The same is true for home owners and their lawns and ornamental plants. Tony Provin is a Texas A&M Agrilife Extension professor and soil chemist.
“Whether it’s a homeowner, or a farmer, understanding what the nutrient levels are in a given area of a field or a front yard is key. From a homeowner’s perspective, we often manage our front yard differently than we manage our back yard, and collecting a good sample from the front yard would involve taking ten to fifteen individual sub samples blending them together, and submitting that to a laboratory for lab analysis.”
Provin says the soil analysis process is the same for an urban sample as it is for one from an agricultural environment.
“On a ranch or a row crop setting, we’re looking at it from the standpoint, whether it’s a soil series or an area within a field that can be managed separately, taking a similar ten to fifteen sub samples, and blending them together for a single sample going to a laboratory.
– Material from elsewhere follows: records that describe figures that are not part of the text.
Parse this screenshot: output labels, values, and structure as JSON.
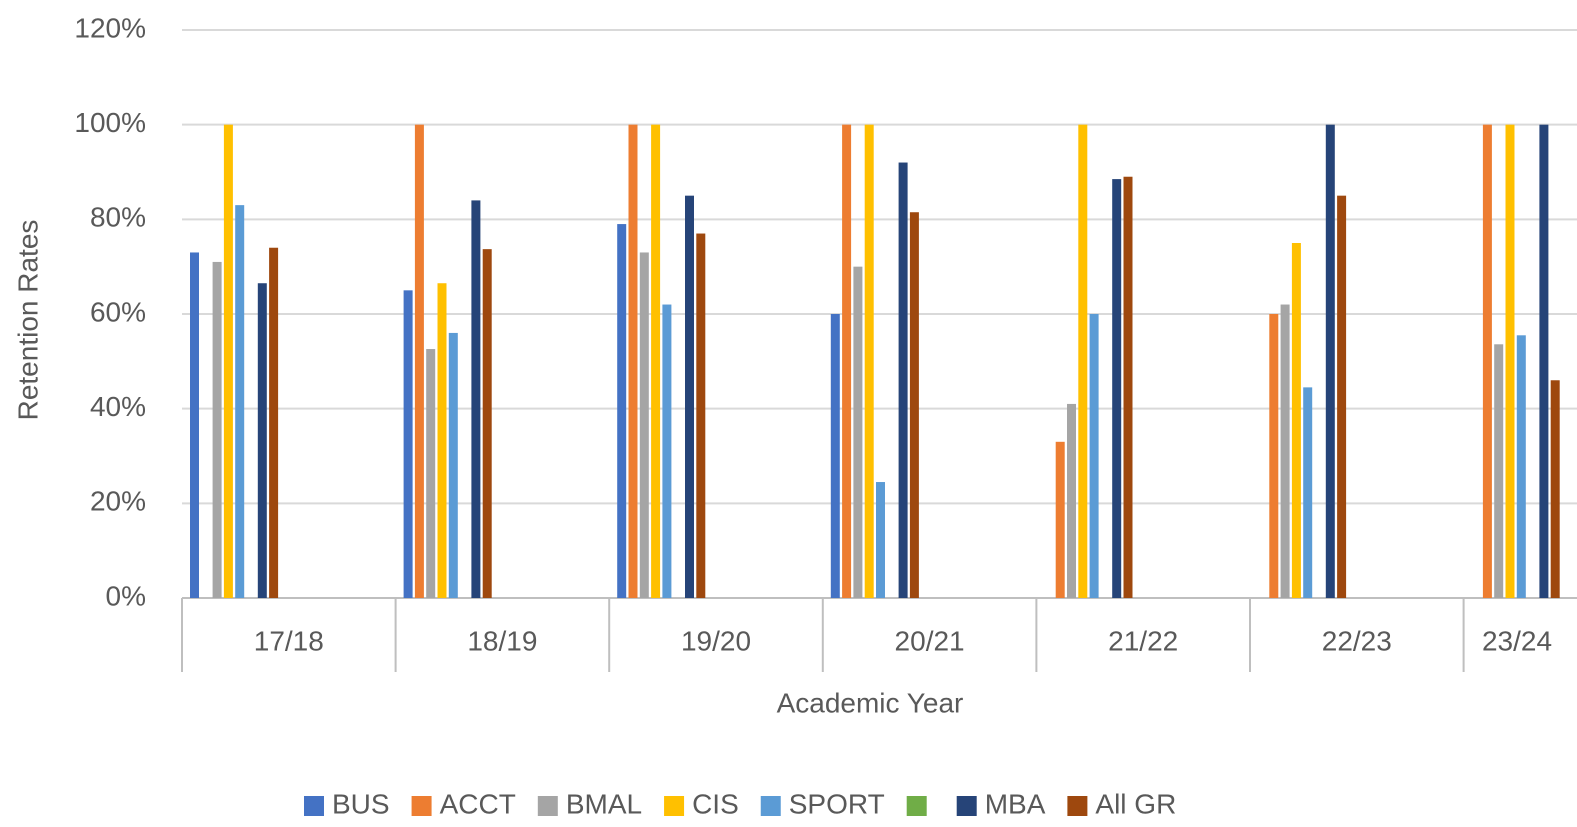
{
  "chart_data": {
    "type": "bar",
    "categories": [
      "17/18",
      "18/19",
      "19/20",
      "20/21",
      "21/22",
      "22/23",
      "23/24"
    ],
    "series": [
      {
        "name": "BUS",
        "color": "#4472c4",
        "values": [
          73,
          65,
          79,
          60,
          null,
          null,
          null
        ]
      },
      {
        "name": "ACCT",
        "color": "#ed7d31",
        "values": [
          null,
          100,
          100,
          100,
          33,
          60,
          100
        ]
      },
      {
        "name": "BMAL",
        "color": "#a5a5a5",
        "values": [
          71,
          52.6,
          73,
          70,
          41,
          62,
          53.6
        ]
      },
      {
        "name": "CIS",
        "color": "#ffc000",
        "values": [
          100,
          66.5,
          100,
          100,
          100,
          75,
          100
        ]
      },
      {
        "name": "SPORT",
        "color": "#5b9bd5",
        "values": [
          83,
          56,
          62,
          24.5,
          60,
          44.5,
          55.5
        ]
      },
      {
        "name": null,
        "color": "#70ad47",
        "values": [
          null,
          null,
          null,
          null,
          null,
          null,
          null
        ]
      },
      {
        "name": "MBA",
        "color": "#264478",
        "values": [
          66.5,
          84,
          85,
          92,
          88.5,
          100,
          100
        ]
      },
      {
        "name": "All GR",
        "color": "#9e480e",
        "values": [
          74,
          73.7,
          77,
          81.5,
          89,
          85,
          46
        ]
      }
    ],
    "ylim": [
      0,
      120
    ],
    "yticks": [
      {
        "value": 0,
        "label": "0%"
      },
      {
        "value": 20,
        "label": "20%"
      },
      {
        "value": 40,
        "label": "40%"
      },
      {
        "value": 60,
        "label": "60%"
      },
      {
        "value": 80,
        "label": "80%"
      },
      {
        "value": 100,
        "label": "100%"
      },
      {
        "value": 120,
        "label": "120%"
      }
    ],
    "ylabel": "Retention Rates",
    "xlabel": "Academic Year",
    "grid": true,
    "legend": "bottom"
  }
}
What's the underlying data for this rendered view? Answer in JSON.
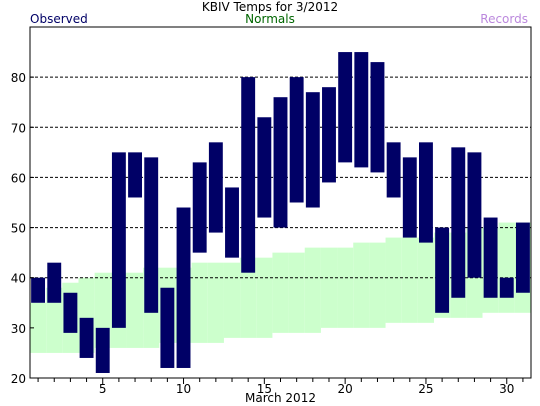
{
  "title": "KBIV Temps for 3/2012",
  "legend": {
    "observed": {
      "label": "Observed",
      "color": "#000066"
    },
    "normals": {
      "label": "Normals",
      "color": "#006600"
    },
    "records": {
      "label": "Records",
      "color": "#bb88dd"
    }
  },
  "chart_data": {
    "type": "bar",
    "title": "KBIV Temps for 3/2012",
    "xlabel": "March 2012",
    "ylabel": "",
    "xlim": [
      0.5,
      31.5
    ],
    "ylim": [
      20,
      90
    ],
    "x_ticks": [
      5,
      10,
      15,
      20,
      25,
      30
    ],
    "y_ticks": [
      20,
      30,
      40,
      50,
      60,
      70,
      80
    ],
    "gridlines_at": [
      40,
      50,
      60,
      70,
      80
    ],
    "grid": true,
    "series": [
      {
        "name": "Observed",
        "color": "#000066",
        "days": [
          1,
          2,
          3,
          4,
          5,
          6,
          7,
          8,
          9,
          10,
          11,
          12,
          13,
          14,
          15,
          16,
          17,
          18,
          19,
          20,
          21,
          22,
          23,
          24,
          25,
          26,
          27,
          28,
          29,
          30,
          31
        ],
        "low": [
          35,
          35,
          29,
          24,
          21,
          30,
          56,
          33,
          22,
          22,
          45,
          49,
          44,
          41,
          52,
          50,
          55,
          54,
          59,
          63,
          62,
          61,
          56,
          48,
          47,
          33,
          36,
          40,
          36,
          36,
          37
        ],
        "high": [
          40,
          43,
          37,
          32,
          30,
          65,
          65,
          64,
          38,
          54,
          63,
          67,
          58,
          80,
          72,
          76,
          80,
          77,
          78,
          85,
          85,
          83,
          67,
          64,
          67,
          50,
          66,
          65,
          52,
          40,
          51
        ]
      },
      {
        "name": "Normals",
        "color": "#ccffcc",
        "days": [
          1,
          2,
          3,
          4,
          5,
          6,
          7,
          8,
          9,
          10,
          11,
          12,
          13,
          14,
          15,
          16,
          17,
          18,
          19,
          20,
          21,
          22,
          23,
          24,
          25,
          26,
          27,
          28,
          29,
          30,
          31
        ],
        "low": [
          25,
          25,
          25,
          25,
          26,
          26,
          26,
          26,
          27,
          27,
          27,
          27,
          28,
          28,
          28,
          29,
          29,
          29,
          30,
          30,
          30,
          30,
          31,
          31,
          31,
          32,
          32,
          32,
          33,
          33,
          33
        ],
        "high": [
          35,
          38,
          39,
          40,
          41,
          41,
          41,
          42,
          42,
          42,
          43,
          43,
          43,
          44,
          44,
          45,
          45,
          46,
          46,
          46,
          47,
          47,
          48,
          48,
          48,
          49,
          49,
          50,
          50,
          51,
          51
        ]
      }
    ]
  }
}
It’s going to say these are the nutrient levels that you have currently. This is what is needed, or not needed to get the level up to an optimal production.”
In agriculture, optimal production takes into account the return on the investment of the nutrients being applied.
“The modern farmer is using soil testing and modern methods to know where to collect those soil samples, whether it be yield monitors, GPS date assessed to determine where the soil samples should be collected, and then takes the laboratory analysis and applied the prescription rates of nutrients.
The homeowner can do the same thing, just not necessarily with a GPS unit, but they can collect soil samples from the front yard, the side yards, backyards, and follow the recommendations the laboratory has for those soil samples.”